Chess: Exchange pieces whenever the numerical value of the trade is in your favor.
2. Advanced Beginner: Situational Aspects; Maxims
The more advanced learner appreciates features (like engine sounds of strain or over-revving) that are harder to distinguish. He applies rules that are not hard and fast, but which have exceptions that depend on the nature of the situation
Car: Shift up if the engine is straining
Chess: Avoid a cramped pawn structure
3. Competent: Relevance; Salience; Planning; Goal Setting
The competent person invents goals and plans to achieve them, rather than simply following rules or maxims. There is an appreciation of what is relevant in a given situation or context. Here the person displays an involvement with the task, for he or she has taken responsibility for success/disaster, so that concepts of risk, hope, opportunity and threat are in play.
Car: On an off ramp, road surface is relevant, passenger comfort is not
Chess: In a king side attack, loss of material on the other side of the board is irrelevant.
4. Proficiency
The person immediately appreciates the goal and an appropriate plan, and reasons out what to do. Intuitive behavior replaces explicit rule following. The goal is not calculated; it is obvious. However there is still a portion of the process that is reasoned out.

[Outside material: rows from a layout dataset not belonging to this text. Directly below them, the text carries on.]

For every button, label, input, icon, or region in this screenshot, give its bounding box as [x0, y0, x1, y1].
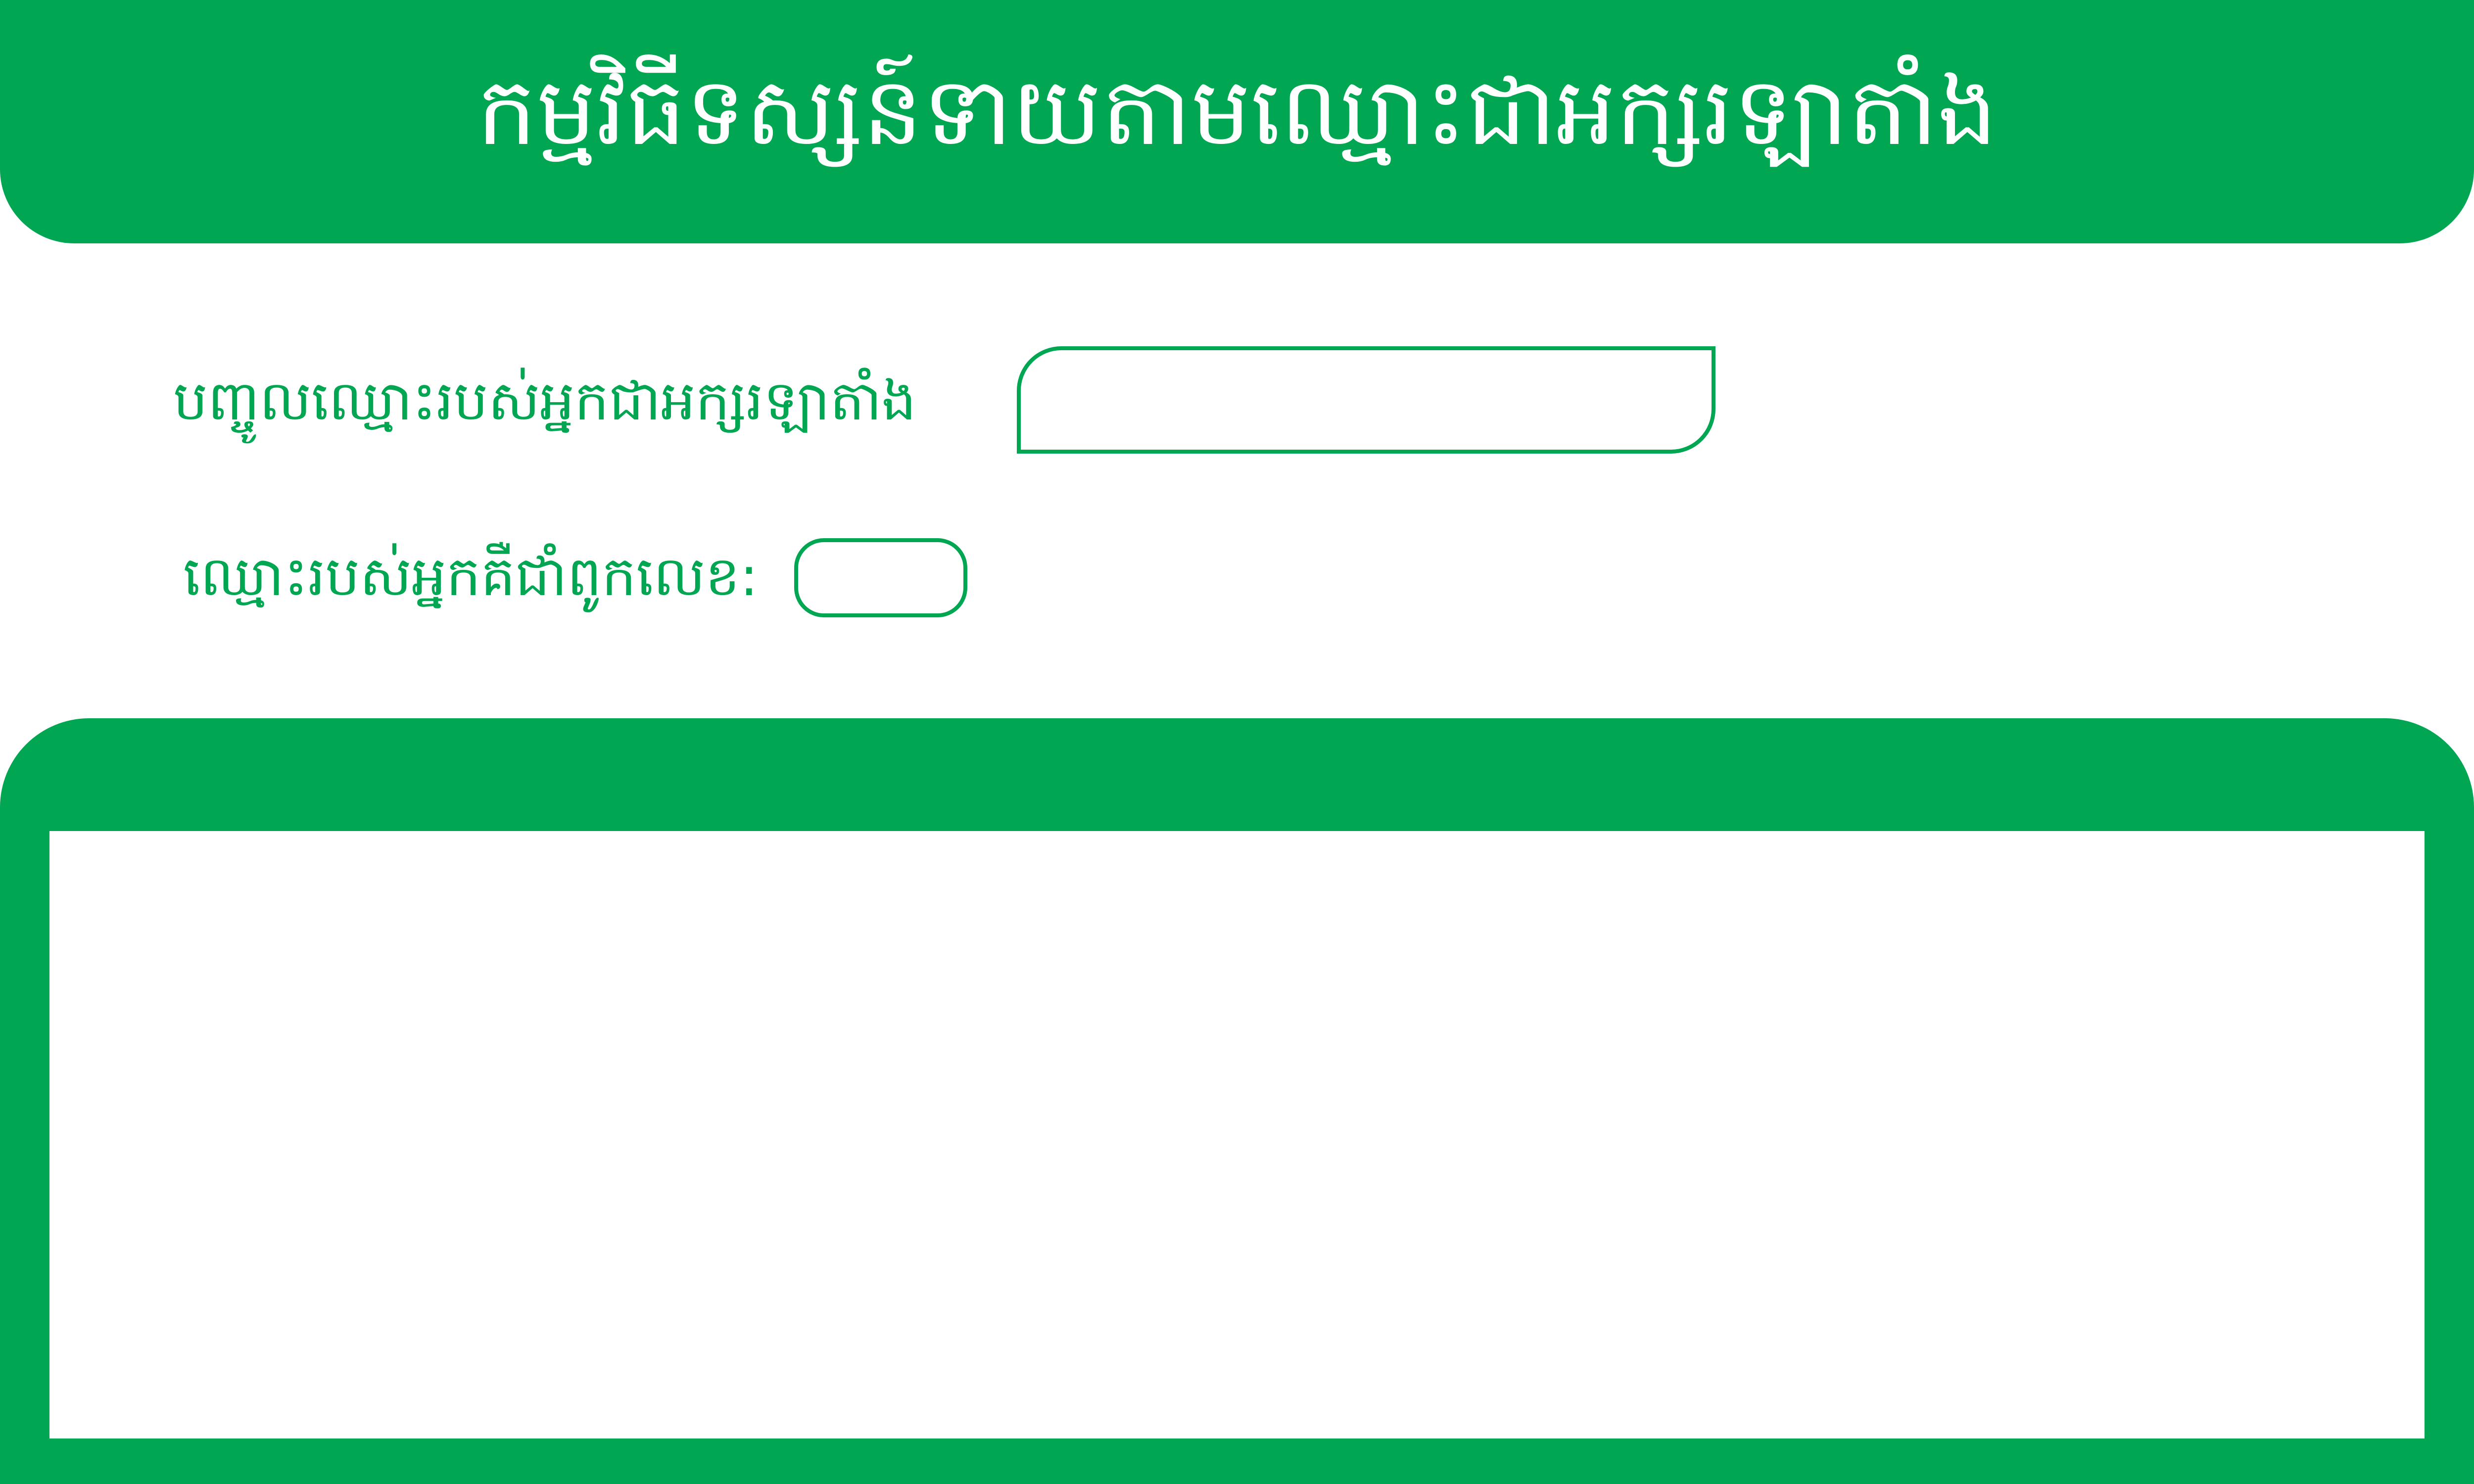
app-title: កម្មវិធីទស្សន៍ទាយតាមឈ្មោះជាអក្សរឡាតាំង — [476, 57, 1998, 166]
name-label: បញ្ចូលឈ្មោះរបស់អ្នកជាអក្សរឡាតាំង — [173, 369, 916, 432]
number-label: ឈ្មោះរបស់អ្នកគឺជាំពូកលេខ: — [183, 545, 759, 608]
title-bar: កម្មវិធីទស្សន៍ទាយតាមឈ្មោះជាអក្សរឡាតាំង — [0, 0, 2474, 243]
output-panel — [0, 718, 2474, 1484]
name-row: បញ្ចូលឈ្មោះរបស់អ្នកជាអក្សរឡាតាំង — [173, 346, 916, 455]
number-row: ឈ្មោះរបស់អ្នកគឺជាំពូកលេខ: — [183, 537, 758, 616]
latin-name-input[interactable] — [1017, 346, 1715, 454]
number-result-box — [794, 538, 967, 617]
prediction-output-area — [49, 831, 2425, 1438]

Car: You know by the seat of your pants when you are going too fast on an on-ramp.
Chess: Now is the time to attack the king side.
5. Expertise
The true expert just does it without problem solving and without reasoning. There is a "flow" in the experience, and consciousness retreats. The grand master in chess, for example, simply recognizes thousands of basic patterns and can play good chess even when reasoning is blocked by doing a parallel mathematical task.
Chess: I only consider one move, the right one.
VI. Suppose this 1-5 stage account is right. Then we have an explanation for why symbolic AI failed.
A. In symbolic AI we are asked to formalize the rules. What this does is force the expert to retreat to level 1 or 2. The result is a program that displays abilities at the Novice (1) or Advanced Beginner levels, and so a program that does not display true expertise.
B. Common sense knowledge is knowing how rather than knowing that. The source of this kind of knowledge is in a negotiation with the real world.
Example. Even very young hildren know a great deal about water. Trying to codify this knowledge in a theory of water would be a massively complex task. The child manages because he/she is actively involved with manipulating water. Children are learning the 10,000 water prototypes. Thye are developing not factual knowledge so much as a set of skills for getting around in the world. They do not have to go through rules to manage the cases. They simply experience the world and learn appropriate action.